Tim Lambert's Vendetta.com blogsite

December 04, 2005  ·  Michael Fumento  ·  Weblog

There are lots of reasons people blog. One may be that nobody else would ever publish their material. Some of these people nevertheless fill a valuable niche that just doesn't appeal to outside publications; others are simply inept. The latter describes Tim Lambert and his Deltoid blogsite. An anti-American Aussie, he regularly displays his ignorance on a wide variety of issues, perhaps in the belief that quantity makes up for quality.

To the extent Lambert is recognized for anything, it's probably for his embarrassing defense of the pre-election surprise paper in The Lancet that desperately tried to show that Americans had killed 100,000 civilians in Iraq. (At the time Human Rights Watch was using a figure of about 15,000 as was bin Laden himself!) Ever since I first chided him for thinking his blog had the least ability to support his Jihadist friends, he's made it one of his missions in life to try to hurt me personally. He has a separate motive in that when I've posted responses on his website his traffic shoots up. Once I recognized that I bit my tongue and posted no more responses, though he has taunted me frequently in a vain effort to get me to do so.

So instead he merely claims I have posted on his website, using a false name. In blogging terminology, that's using a "sockpuppet." He claims he's compared my IP address to that of the alleged sockpuppet's and they're the same. Problem is, the only proof is is his word and this is the word of not just anybody but of Tim Lambert. Conversely, when John Lott used his "Mary Rosh" sockpuppet, numerous people were able to confirm that Roush's and Lott's IP address were the same. [I wrote this in error: Turns out when Lott's IP address was correlated with Roush's, he immediately admitted he and Roush were the same. This puts him far above Lambert, who when caught red-handed admitted to nothing.]

At the same time, Lambert has accused me of rewriting my own Wikipedia entry. Actually he rewrote it; I attempted to strike it. (I couldn't, for the wonderful reason that Lambert was there first.) Why did I try to strike it? I don't feel encyclopedia entries are the places for vendettas.
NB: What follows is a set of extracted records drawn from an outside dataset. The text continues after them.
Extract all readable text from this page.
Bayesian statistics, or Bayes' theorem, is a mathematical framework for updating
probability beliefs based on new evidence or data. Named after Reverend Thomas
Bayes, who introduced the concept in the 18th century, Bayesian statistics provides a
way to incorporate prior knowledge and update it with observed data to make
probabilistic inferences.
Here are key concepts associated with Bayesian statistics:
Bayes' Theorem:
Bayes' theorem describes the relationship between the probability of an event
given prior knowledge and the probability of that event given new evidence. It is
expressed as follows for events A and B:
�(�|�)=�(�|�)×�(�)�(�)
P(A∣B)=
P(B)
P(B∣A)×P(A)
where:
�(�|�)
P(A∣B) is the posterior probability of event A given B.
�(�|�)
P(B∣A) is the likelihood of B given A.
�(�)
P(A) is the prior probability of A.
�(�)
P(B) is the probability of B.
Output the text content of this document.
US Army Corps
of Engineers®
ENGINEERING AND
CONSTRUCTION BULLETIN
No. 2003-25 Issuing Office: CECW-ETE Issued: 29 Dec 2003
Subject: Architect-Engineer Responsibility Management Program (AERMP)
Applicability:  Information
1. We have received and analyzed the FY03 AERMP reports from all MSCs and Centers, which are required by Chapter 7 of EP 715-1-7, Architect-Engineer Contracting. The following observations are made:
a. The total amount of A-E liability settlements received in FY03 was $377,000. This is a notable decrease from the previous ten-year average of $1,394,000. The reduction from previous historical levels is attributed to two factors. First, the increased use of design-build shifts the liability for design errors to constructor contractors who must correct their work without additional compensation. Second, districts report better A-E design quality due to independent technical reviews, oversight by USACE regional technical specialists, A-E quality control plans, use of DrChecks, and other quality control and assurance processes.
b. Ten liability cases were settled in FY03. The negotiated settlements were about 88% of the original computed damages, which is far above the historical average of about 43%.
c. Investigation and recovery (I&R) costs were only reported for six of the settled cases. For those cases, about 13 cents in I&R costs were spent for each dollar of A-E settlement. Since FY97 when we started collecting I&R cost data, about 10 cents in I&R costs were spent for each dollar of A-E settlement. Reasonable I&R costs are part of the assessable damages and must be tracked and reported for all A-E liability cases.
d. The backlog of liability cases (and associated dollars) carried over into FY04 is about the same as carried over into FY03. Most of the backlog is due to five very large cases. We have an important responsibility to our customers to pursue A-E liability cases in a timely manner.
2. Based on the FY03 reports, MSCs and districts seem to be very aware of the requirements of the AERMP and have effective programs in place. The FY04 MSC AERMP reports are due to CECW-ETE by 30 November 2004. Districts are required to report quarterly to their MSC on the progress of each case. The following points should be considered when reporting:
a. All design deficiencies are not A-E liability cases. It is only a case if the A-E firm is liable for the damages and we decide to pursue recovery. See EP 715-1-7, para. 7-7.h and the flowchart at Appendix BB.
It's not appropriate in the Encyclopedia Britannica nor is it in Wikipedia.

Ah, but the plot thickens. Among Lambert's few friends is John Fleck, whose blog is inkstain. (Another type of stain comes to mind, but whatever.) Fleck wrote of my "latest blubbering discussion with Tim Lambert." But as I've said, Lambert's pathetic efforts to lure me into "discussion" have failed. No discussion; ergo no "blubbering" discussion. But if Lambert had said that on his site it would have left his few readers scratching their heads, so Fleck posted it instead. Fleck, therefore, is a human sockpuppet. Not the sort of career to which most of us would aspire. In his Dec. 5 posting, Fleck also admitted that which Lambert would not: "There's this strange sort of schoolyard bully pleasure in taunting Michael Fumento." That Fleck says this with blood cascading from his broken nostrils is besides the point.

But it gets better yet. In a discussion group of self-described Aussie lefties to which Lambert belongs, our hero is charged with using at least two different false names to post comments on his own Deltoid website, "Kevin Donahue" and "Robert Johnson." Directly and repeatedly confronted with this Lambert repeatedly refused to respond, though he did respond to other aspects of the discussion. After Lambert ignored the accuser one time too many the other writer blasted him. "Sure, you are allowed to post anything you like on your site," he said. "But please spare us the pious talk that you support the truth. When you go around hitting others across the head for using aliases and then get found out doing that yourself--you come out looking like a cheap creep."

Right. Tim Lambert, thy name is Mary Roush.

Lambert is a pathetic individual whose actions do not represent what the blogosphere is supposed to be about. And while yes, in a real sense writing in general and blogging specifically can be considered "therapeutic," a keyboard is no substitute for professional therapy and psychotropic medicine.